I'm curious as to how you guys pronounce "ootheca" and "ooth".

I thought it was pronounced one way, then my Environmental Health professor pronounced it another way when speaking about cockroaches.

Thanks.


----------



## Andrew (Dec 20, 2007)

Like boo without the b.


----------



## asdsdf (Dec 20, 2007)

YAY! I say it right.


----------



## Peter Clausen (Dec 21, 2007)

singular- ootheca [oh-uh-thee-kuh]

plural- oothecae [-see]

and my favorites:

singular- larva [lahr-vuh]

plural- larvae [-vee]

These words are accepted in the English language, but are Latin in origin.

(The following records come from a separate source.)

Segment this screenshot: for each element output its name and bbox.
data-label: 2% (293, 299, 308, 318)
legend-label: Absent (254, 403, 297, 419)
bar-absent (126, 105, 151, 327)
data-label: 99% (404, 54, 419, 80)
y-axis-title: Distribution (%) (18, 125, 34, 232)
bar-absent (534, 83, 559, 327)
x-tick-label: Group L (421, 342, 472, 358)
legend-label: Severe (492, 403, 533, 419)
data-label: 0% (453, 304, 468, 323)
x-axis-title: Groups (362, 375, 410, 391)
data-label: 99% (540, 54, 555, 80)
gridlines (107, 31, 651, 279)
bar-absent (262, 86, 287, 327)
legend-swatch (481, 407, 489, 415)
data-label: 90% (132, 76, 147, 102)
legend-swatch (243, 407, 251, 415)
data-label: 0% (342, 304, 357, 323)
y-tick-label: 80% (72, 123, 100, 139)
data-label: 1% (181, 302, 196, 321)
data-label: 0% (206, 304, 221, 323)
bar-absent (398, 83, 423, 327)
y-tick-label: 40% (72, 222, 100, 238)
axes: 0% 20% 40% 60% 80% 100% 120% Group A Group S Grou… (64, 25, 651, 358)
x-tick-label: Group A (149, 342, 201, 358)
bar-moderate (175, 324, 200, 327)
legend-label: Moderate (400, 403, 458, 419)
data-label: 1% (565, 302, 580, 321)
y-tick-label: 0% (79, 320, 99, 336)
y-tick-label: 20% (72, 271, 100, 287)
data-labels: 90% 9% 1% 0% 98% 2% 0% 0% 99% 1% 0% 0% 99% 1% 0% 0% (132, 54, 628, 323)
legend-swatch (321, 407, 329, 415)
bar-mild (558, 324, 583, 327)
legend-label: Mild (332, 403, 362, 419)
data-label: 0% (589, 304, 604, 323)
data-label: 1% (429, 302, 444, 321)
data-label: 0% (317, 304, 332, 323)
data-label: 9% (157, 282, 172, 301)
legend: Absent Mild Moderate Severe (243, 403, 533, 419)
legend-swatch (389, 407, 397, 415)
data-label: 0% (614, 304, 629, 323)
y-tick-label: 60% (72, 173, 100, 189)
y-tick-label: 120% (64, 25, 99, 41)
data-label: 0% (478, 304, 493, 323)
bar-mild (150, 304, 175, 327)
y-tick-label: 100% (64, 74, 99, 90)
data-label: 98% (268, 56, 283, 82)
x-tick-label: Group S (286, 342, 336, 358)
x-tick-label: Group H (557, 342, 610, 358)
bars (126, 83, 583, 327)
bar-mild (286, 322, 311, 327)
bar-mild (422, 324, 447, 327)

The modern English pronunciation for "ae" is the "long e" as in me, we, she or he...and oothecae and larvae!

Here's a pdf file for anybody interested in Latin pronunciation.

http://www.ai.uga.edu/mc/latinpro.pdf

or you can look it up on dictionary.com...or if you're lazy, on webster.com (you can type webster entirely with your left hand and then hit ctrl-enter) [and you thought i was just a bug geek]

Peter


----------



## joossa (Dec 21, 2007)

Peter said:


> singular- ootheca [oh-uh-thee-kuh]


That's how my professor pronounced it, but I always used to say ooo-thi-ca. (Like Andrew, as in b*oo*-*thi*ck-*ca*ndle).


----------



## macro junkie (Dec 21, 2007)

ooth is easier for me to spell and pronounce so i say ooth..lol


----------